A Insuficiência Cardíaca (IC) é uma síndrome clínica complexa na qual o coração, por ter a sua estrutura ou função comprometida, se torna incapaz de bombear sangue em quantidade suficiente para satisfazer as necessidades metabólicas do corpo. Isto não significa que o coração para, mas que funciona de forma ineficiente, o que pode levar a uma acumulação de fluidos (congestão) nos pulmões e outras partes do corpo, e a um inadequado fornecimento de sangue aos tecidos. Distingue-se entre IC com fração de ejeção reduzida (ICFEr), em que o coração contrai mal, e IC com fração de ejeção preservada (ICFEp), em que o coração contrai bem mas não relaxa adequadamente.

Sintomas

Os sintomas cardinais resultam da congestão e do baixo débito cardíaco.
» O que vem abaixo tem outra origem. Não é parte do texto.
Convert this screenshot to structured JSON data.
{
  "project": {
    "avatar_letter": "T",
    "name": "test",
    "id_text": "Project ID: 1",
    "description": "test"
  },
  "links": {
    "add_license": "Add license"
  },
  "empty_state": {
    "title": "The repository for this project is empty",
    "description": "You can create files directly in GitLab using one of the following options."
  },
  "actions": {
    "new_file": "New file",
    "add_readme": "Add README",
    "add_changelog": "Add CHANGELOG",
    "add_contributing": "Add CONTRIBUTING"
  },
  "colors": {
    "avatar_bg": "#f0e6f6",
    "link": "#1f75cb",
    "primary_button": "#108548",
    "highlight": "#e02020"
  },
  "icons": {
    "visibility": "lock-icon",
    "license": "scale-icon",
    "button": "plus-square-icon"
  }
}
Incluem falta de ar (dispneia), inicialmente com esforços e depois em repouso ou ao deitar-se; cansaço extremo e fraqueza; e inchaço (edema) nos tornozelos, pernas e abdómen devido à retenção de líquidos. Outros sintomas podem ser tosse persistente (especialmente à noite), aumento de peso rápido, perda de apetite e palpitações.

Causas

A IC é geralmente o resultado final de outras doenças que lesaram o coração. As causas mais comuns são a doença arterial coronária e o enfarte agudo do miocárdio prévio (que deixa uma cicatriz no coração). Outras causas importantes são a hipertensão arterial de longa data, doenças das válvulas cardíacas (como estenose aórtica), arritmias crónicas (como a fibrilhação auricular) e doenças do próprio músculo cardíaco (cardiomiopatias), que podem ser de origem genética, tóxica (álcool) ou viral.

Como Prevenir?

A melhor forma de prevenir a insuficiência cardíaca é prevenir e tratar agressivamente as condições que a causam. Isto implica um controlo rigoroso da tensão arterial, do colesterol e da diabetes; não fumar; adotar uma dieta saudável e praticar exercício físico; moderar o consumo de álcool; e tratar atempadamente problemas como doenças das válvulas ou arritmias para evitar a sobrecarga crónica do coração.

Diagnóstico

O diagnóstico baseia-se na combinação de sintomas e sinais clínicos com exames complementares. As análises ao sangue são cruciais, especialmente a medição dos peptídeos natriuréticos (BNP ou NT-proBNP), que se elevam quando o coração está sob stress. O eletrocardiograma e o raio-X ao tórax dão informações iniciais. O ecocardiograma é o exame mais importante, pois permite avaliar a estrutura, a função das válvulas e a força de contração do coração (fração de ejeção), confirmando o diagnóstico e ajudando a determinar o tipo de IC.

Tratamento

Embora não haja cura, o tratamento melhorou drasticamente a qualidade e a esperança de vida. A base do tratamento é um conjunto de fármacos que provaram reduzir a mortalidade, incluindo beta-bloqueadores, inibidores do sistema renina-angiotensina-aldosterona (IECAs/ARAs/ARNIs) e inibidores da SGLT2. Os diuréticos são usados para aliviar a congestão. Alterações no estilo de vida, como a restrição de sal e a reabilitação cardíaca, são essenciais. Em casos selecionados, podem ser implantados dispositivos como pacemakers de ressincronização ou cardioversores-desfibrilhadores (CDI). O transplante cardíaco é a opção final para casos muito avançados.